12 comentários Adicione o seu

  1. Pablo disse:

    Curioso esse sistema de abastecimento…
    A gasolina entra pelo gargalo e sai por trás????!!!!
    Confesso que não entendi!

    Abração

    1. Pablo,

      Pelo que entendi, com meu parco inglês, sim. O sistema de abastecimento é similar ao da Nascar, (igual ao da primeira foto) o corajoso (só faltou estar com um cigarro na boca) emborca o galão lá e, quando cheio, saia o excesso por uma pequena saída.

      Abraço!

      1. Pablo disse:

        Grande Daniel,

        Nada como gasolina (de verdade) barata!!!!!

        Abraço

  2. Pablo disse:

    Ah, e reparando no Fairlane renascido, embaixo tem um reservatório escrito “FUEL SAFE”…

    Até os Old School tem que se render aos novos tempos!

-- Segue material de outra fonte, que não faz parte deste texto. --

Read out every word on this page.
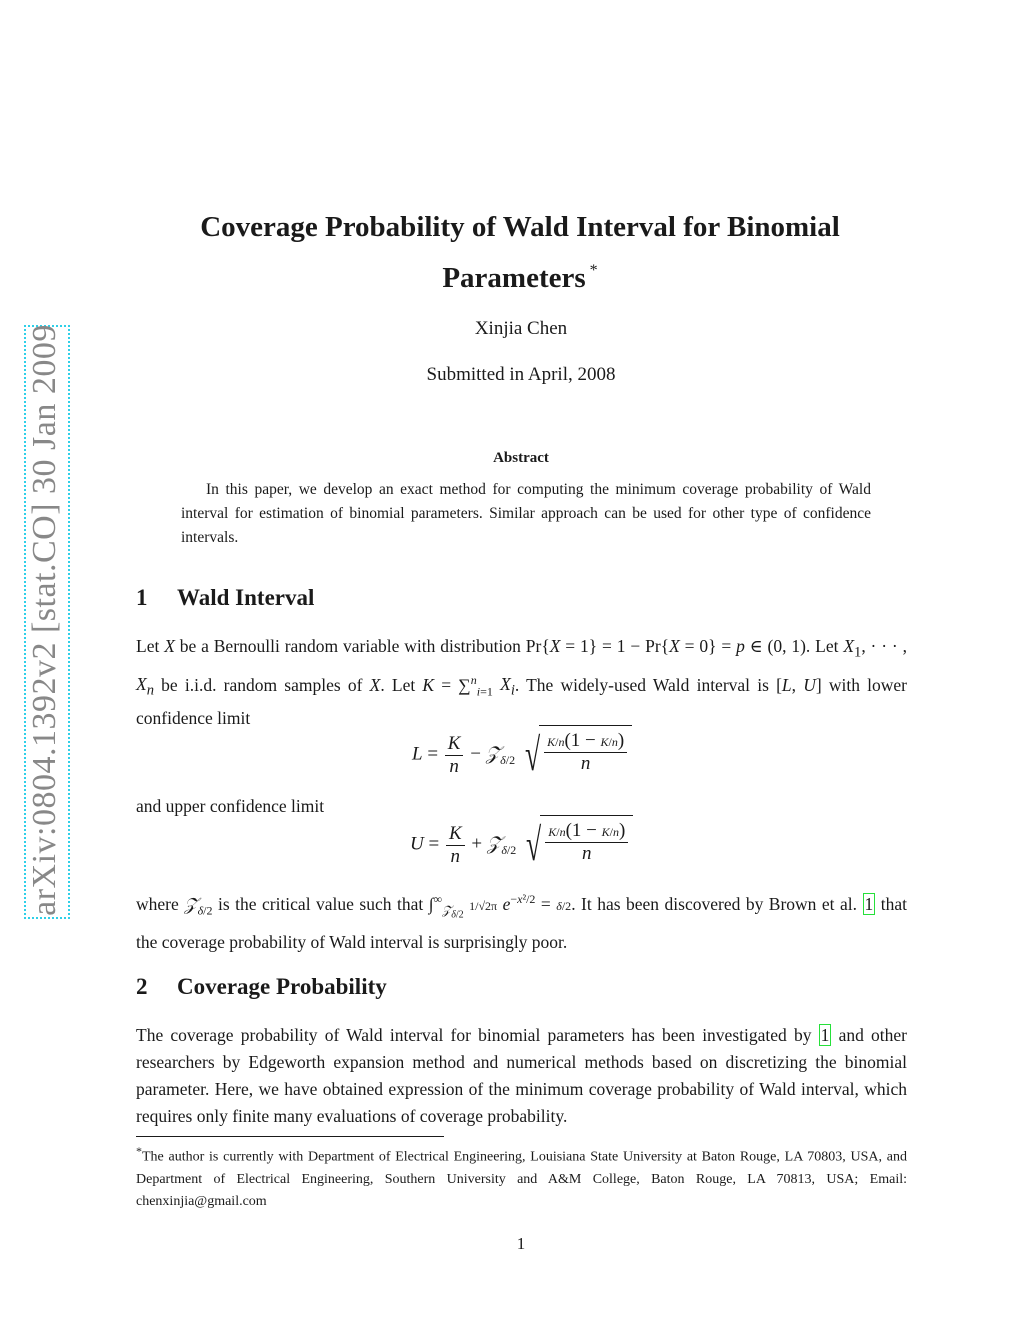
arXiv:0804.1392v2 [stat.CO] 30 Jan 2009
Coverage Probability of Wald Interval for Binomial
Parameters *
Xinjia Chen
Submitted in April, 2008
Abstract

In this paper, we develop an exact method for computing the minimum coverage probability of Wald interval for estimation of binomial parameters. Similar approach can be used for other type of confidence intervals.

1 Wald Interval

Let X be a Bernoulli random variable with distribution Pr{X = 1} = 1 − Pr{X = 0} = p ∈ (0, 1). Let $X_1$, · · · , $X_n$ be i.i.d. random samples of X. Let K = ∑$^n_{i=1}$ $X_i$. The widely-used Wald interval is [L, U] with lower confidence limit

$L = \frac{K}{n}$ − 𝒵$_{\delta/2}$ √ $\frac{K/n(1 - K/n)}{n}$
and upper confidence limit
$U = \frac{K}{n}$ + 𝒵$_{\delta/2}$ √ $\frac{K/n(1 - K/n)}{n}$

where 𝒵$_{\delta/2}$ is the critical value such that $\int^\infty_{𝒵_{\delta/2}}$ 1/√2π $e^{-x^2/2} = \delta/2$. It has been discovered by Brown et al. 1 that the coverage probability of Wald interval is surprisingly poor.

2 Coverage Probability

The coverage probability of Wald interval for binomial parameters has been investigated by 1 and other researchers by Edgeworth expansion method and numerical methods based on discretizing the binomial parameter. Here, we have obtained expression of the minimum coverage probability of Wald interval, which requires only finite many evaluations of coverage probability.

*The author is currently with Department of Electrical Engineering, Louisiana State University at Baton Rouge, LA 70803, USA, and Department of Electrical Engineering, Southern University and A&M College, Baton Rouge, LA 70813, USA; Email: chenxinjia@gmail.com
1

    Parabéns pelo excelente trabalho!

    1. Pô Pablo, obrigado pelo “Excelente” e quem dera esse fosse o meu trabalho… Seria muito mais feliz e menos amargo.

      Digressões à parte,

      Pelo que entendi é isso, espero não estar falando besteira. Imagino que o sistema rudimentar era pra evitar que o excesso de combustível não espirrasse no próprio mecânico que está fazendo o abastecimento.

      Abraço!

  3. Gian disse:

    Me senti na pele do antigo proprietário, ao entregar o carro em perfeitas condições, para recriarem um carro de corridas…..lamentável…..

    1. Realmente Gian,

      Essa é a parte bem polêmica dessa estória. Poderiam ter procurado em algum Ferro Velho ou um com peças de acabamento faltando, afinal, todas seriam retiradas de qualquer forma. O outro lado da história é que a H-M estava para a Ford em relação aos carros de corrida, assim como a Shelby está pros carros de produção. É como se eles tivessem uma “licença histórica” para fazer esse tipo coisa. De qualquer forma, entendo o que você quer dizer, mas se o cara realmente gostasse do carro, não venderia. Poderia ter acontecido algo 10x pior.

      Abraço.

      1. Gian disse:

        Pois pensei exatamente isso apos deixar meu comentário ! Se gostasse do carro não teria vendido ! Aproveitando a ocasião, acompanho semanalmente o teu blog, para mim ele é ótimo ! Abraço Opaleiro !

  4. Gian disse:

    Olá Daniel ! Por curiosidade, na foto onde aparece a roda calçada com pneu Dunlop, notei ao lado, um emblema semelhante ao do Thunderbird.
    Pergunta: Qual é o seu significado ? Eles compartilham alguma coisa ? Como motor, plataforma, etc ?
    Grande abraço !

    1. Oi Gian,

      Este carro recebeu freios frontais do T-Bird, mas não acredito que seja esse o motivo do tal logo. Sinceramente, eu não sei…rs

      Abs.

      1. Marcelo disse:

        O Logotipo é da “Holman Moody Competition Proven”, só se parece com o do thunderbird, mas não é?